Os dois tipos de jornada, presencial (48%) e a distância (52%), foram bem representados na amostra obtida e compõem as relações e diferenciações no entendimento de subgrupos. Para melhor compreensão, realizaram-se recortes e análises, mas foram reportados neste trabalho somente as situações que se destacaram em relação ao resultado geral, conforme segue:

  • - quanto à escolaridade dos respondentes, chama a atenção o fato de que somente 4% dos bancários que responderam à pesquisa possuíam somente o segundo grau completo), o que destoa do percentual da população brasileira nessa faixa de escolaridade, que é de 27,4%, para pessoas com mais de 25 anos, segundo levantamento do Instituto Brasileiro de Geografia e Estatística (IBGE);

  • - destaca-se, também, a experiência da força de trabalho que pode indicar a baixa rotatividade no segmento bancário (apenas 4% dos respondentes possuíam menos de cinco anos de trabalho); e

  • - quanto ao tipo de jornada de trabalho, 52% dos respondentes atuavam a distância, na modalidade home office, e 48% de forma presencial, no escritório, porém, ao ser considerado o tipo de cargo, o percentual de home office foi maior no cargo técnico, chegando a 70%, e reduzido para os gestores, com 25%.

Sobre a frequência do uso de tecnologias para trabalho a distância pelos respondentes, tida por Vayre e Vonthron (2019) como um fator que pode levar à permeabilidade entre trabalho e vida privada, em uma escala até cinco,1 a média foi 4,33 e a moda 5. O resultado mostra o efervescente uso da tecnologia que, gradativamente, vai modificando a natureza e a estrutura do mercado de trabalho (Avogaro, 2018).
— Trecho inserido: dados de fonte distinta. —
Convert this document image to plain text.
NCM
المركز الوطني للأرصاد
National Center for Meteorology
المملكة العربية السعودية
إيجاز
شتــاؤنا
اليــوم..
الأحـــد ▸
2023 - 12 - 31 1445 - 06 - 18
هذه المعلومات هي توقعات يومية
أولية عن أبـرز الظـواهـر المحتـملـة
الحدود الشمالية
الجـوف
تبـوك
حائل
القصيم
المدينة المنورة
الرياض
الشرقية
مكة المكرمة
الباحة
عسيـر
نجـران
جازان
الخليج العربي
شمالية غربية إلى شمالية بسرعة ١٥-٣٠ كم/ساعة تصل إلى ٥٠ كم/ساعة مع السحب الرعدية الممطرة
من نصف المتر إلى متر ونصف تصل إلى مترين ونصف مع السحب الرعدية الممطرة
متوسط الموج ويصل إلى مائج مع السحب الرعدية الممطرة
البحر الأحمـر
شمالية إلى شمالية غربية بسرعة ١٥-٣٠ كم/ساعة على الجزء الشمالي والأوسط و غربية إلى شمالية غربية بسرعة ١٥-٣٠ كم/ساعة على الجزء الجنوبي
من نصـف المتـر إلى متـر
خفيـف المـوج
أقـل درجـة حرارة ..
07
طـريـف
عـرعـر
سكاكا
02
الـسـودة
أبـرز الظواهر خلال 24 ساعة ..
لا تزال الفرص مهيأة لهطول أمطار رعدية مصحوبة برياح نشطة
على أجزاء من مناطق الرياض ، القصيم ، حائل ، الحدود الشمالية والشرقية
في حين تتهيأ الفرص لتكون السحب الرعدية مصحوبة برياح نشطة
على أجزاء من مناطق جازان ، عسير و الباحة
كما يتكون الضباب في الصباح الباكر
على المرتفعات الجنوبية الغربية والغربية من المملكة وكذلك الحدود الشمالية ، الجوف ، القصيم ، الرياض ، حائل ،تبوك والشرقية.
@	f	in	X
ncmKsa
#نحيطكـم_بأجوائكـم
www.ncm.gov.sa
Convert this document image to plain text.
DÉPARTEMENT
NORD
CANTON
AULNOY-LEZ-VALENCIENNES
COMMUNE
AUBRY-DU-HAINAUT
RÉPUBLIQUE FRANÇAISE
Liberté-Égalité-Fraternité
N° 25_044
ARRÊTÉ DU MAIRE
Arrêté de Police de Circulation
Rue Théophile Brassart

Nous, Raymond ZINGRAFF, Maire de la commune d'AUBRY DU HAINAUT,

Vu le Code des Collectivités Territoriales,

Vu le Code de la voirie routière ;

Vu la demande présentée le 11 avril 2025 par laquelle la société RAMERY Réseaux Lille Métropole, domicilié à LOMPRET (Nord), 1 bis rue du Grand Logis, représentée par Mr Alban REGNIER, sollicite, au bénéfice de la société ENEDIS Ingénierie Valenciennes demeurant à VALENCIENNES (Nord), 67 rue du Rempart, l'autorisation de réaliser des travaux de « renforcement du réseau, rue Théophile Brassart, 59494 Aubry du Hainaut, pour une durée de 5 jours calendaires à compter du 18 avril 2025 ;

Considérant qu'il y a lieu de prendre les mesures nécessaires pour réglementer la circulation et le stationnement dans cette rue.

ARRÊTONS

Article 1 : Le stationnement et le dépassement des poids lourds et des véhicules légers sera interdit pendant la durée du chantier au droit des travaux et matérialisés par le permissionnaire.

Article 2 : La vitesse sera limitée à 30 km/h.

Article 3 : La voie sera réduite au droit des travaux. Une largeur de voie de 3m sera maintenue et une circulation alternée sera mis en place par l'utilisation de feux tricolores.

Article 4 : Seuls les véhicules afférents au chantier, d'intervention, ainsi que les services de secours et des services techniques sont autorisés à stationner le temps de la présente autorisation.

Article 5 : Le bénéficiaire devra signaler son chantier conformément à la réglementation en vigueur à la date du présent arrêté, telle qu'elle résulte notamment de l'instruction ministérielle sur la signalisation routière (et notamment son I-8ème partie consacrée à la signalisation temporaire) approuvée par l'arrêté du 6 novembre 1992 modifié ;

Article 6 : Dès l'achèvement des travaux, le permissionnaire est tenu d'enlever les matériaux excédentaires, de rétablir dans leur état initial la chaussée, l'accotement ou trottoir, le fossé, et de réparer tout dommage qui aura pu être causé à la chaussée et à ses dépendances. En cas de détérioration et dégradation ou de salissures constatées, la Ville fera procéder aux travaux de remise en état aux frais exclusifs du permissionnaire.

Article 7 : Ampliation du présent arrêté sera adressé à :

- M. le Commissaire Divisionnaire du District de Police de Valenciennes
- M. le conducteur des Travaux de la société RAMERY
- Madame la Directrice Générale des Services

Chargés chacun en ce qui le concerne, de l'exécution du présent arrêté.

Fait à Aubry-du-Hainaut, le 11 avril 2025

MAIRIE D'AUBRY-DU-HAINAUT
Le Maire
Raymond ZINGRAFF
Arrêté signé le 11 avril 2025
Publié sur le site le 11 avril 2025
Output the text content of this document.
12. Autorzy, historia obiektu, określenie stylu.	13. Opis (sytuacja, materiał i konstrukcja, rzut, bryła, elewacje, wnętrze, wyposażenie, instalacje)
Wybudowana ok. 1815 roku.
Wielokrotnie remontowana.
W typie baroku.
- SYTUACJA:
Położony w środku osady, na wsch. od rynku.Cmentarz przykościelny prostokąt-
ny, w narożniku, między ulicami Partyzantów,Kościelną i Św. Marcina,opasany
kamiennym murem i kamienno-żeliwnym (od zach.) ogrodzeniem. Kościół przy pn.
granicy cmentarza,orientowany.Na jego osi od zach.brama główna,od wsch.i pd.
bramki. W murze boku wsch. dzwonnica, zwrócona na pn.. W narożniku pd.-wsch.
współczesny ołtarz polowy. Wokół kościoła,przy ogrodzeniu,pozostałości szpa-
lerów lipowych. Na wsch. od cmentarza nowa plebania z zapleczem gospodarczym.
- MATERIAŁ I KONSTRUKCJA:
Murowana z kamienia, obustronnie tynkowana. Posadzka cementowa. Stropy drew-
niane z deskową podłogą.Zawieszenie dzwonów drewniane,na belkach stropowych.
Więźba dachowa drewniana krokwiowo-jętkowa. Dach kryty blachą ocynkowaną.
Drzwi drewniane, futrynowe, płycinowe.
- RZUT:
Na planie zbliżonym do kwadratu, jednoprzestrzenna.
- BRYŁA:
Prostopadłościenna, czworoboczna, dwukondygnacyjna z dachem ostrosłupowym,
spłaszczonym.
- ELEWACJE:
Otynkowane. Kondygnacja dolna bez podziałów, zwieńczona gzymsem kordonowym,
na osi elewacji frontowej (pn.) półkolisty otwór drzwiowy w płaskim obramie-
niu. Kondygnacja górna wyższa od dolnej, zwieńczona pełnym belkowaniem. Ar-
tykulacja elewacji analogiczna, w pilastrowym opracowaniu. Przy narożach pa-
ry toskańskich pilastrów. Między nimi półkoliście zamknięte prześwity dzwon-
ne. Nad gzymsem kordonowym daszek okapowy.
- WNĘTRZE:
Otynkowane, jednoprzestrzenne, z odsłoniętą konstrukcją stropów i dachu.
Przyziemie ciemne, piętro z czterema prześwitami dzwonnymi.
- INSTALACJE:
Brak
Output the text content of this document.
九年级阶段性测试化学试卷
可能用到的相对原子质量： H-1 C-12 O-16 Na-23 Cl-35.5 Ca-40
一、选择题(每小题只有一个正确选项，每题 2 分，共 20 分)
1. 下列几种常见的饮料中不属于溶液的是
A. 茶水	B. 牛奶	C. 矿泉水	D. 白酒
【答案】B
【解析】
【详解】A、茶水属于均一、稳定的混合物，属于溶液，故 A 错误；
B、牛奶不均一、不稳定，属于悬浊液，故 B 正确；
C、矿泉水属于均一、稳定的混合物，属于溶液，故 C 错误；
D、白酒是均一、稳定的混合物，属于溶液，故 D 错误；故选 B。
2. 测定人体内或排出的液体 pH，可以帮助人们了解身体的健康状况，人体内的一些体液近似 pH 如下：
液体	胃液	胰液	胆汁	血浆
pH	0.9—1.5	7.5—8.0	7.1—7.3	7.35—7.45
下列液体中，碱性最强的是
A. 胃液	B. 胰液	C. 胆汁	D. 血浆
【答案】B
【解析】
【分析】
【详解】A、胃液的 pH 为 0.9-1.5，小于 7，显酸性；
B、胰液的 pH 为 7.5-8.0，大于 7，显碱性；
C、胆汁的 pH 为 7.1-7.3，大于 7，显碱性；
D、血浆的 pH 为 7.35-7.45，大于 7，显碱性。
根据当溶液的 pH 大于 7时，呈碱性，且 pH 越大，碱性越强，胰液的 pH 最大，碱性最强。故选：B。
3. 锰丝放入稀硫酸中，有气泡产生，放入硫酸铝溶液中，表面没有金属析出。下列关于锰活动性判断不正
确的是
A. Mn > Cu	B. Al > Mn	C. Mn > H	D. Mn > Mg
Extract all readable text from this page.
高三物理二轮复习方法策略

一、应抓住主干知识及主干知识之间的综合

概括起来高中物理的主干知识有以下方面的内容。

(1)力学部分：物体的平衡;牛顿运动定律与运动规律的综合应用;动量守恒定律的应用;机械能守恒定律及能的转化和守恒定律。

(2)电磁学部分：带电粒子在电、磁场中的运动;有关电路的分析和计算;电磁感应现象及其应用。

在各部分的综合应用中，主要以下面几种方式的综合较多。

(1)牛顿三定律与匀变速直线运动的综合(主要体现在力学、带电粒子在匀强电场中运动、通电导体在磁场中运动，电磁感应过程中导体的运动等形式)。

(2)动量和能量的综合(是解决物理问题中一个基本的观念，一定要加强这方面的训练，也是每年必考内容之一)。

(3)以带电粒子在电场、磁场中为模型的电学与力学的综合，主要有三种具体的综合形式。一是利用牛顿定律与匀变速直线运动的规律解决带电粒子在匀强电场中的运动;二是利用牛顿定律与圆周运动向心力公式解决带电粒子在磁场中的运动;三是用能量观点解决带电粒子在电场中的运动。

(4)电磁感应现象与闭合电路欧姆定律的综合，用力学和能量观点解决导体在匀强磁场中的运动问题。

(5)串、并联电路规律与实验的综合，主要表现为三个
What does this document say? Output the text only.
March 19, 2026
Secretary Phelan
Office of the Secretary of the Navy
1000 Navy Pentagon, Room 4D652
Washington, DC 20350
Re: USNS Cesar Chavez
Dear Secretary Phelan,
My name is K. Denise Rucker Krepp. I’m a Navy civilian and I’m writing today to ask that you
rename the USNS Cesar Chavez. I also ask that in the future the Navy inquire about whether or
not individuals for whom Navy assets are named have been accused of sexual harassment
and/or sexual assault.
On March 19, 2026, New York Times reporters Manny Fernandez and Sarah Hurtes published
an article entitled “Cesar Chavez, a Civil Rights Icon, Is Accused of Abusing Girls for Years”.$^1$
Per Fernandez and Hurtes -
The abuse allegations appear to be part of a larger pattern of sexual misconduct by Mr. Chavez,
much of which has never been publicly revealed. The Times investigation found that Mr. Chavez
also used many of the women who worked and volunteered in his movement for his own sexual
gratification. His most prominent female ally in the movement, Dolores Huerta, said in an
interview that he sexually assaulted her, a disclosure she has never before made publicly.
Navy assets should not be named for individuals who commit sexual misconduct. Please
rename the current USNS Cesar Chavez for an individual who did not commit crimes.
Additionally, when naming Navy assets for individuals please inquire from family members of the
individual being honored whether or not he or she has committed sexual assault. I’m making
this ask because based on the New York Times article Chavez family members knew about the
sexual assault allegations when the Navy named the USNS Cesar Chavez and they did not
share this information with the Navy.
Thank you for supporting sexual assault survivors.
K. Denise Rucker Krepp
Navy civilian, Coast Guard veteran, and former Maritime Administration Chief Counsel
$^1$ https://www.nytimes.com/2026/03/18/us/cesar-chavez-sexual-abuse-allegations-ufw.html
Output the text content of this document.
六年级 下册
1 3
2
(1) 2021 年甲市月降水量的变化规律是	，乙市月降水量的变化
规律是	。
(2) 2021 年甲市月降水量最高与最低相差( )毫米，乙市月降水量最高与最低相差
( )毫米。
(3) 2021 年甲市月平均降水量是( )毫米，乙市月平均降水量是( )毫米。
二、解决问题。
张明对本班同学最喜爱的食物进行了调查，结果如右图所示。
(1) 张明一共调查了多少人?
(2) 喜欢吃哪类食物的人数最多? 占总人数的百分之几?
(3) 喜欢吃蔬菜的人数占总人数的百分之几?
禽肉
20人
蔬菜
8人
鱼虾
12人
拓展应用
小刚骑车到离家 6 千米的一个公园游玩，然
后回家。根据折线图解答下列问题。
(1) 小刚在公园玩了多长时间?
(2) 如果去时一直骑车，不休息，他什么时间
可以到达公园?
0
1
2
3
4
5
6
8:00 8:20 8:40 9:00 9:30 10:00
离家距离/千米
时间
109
Ao se considerar somente os gerentes, essa média foi elevada para 4,43 e o recorte dos bancários com tempo de serviço entre 6 e 15 anos apresentou a média reduzida para 4,17, em ambas as situações a moda é mantida.

Ao serem indagados se são acionados por meio de tecnologias para trabalhar a distância em horários e dias fora da jornada contratada, 61% dos bancários responderam que sim. Se forem consideradas somente as respostas das mulheres, o percentual sobe para 64% e quando avaliados os detentores de cargo gerencial, o percentual é de 72%, demonstrando que a falta de desconexão independe do tipo de jornada, que para os gerentes é predominante presencial (75%).

No que se refere à formação acadêmica, quanto mais escolarizados, mais são acionados os bancários, chegando a 78% para aqueles com mestrado ou doutorado, 65% pós-graduação, 52% graduação e 23% segundo grau.

Para os respondentes que indicaram que são acionados, foi indagado sobre a frequência com que esses acionamentos ocorriam após o término da jornada normal de trabalho, aos finais de semana ou feriados e nas férias ou dias de folga. A média obtida para acionamentos após o término da jornada foi de 3,38 e a moda 3, indicando uma frequência de acionamentos superior a quatro vezes na semana. Frequência essa que se elevou para 4,43, quando realizado um recorte dos respondentes com até cinco anos de trabalho e dos gerentes, com 3,71, em ambos os grupos a moda atinge o patamar 5. Os acionamentos em finais de semana, feriados, férias ou folgas, ocorreram com frequência entre rara e moderada, com 2,62 e 2,46, ambos com moda 2.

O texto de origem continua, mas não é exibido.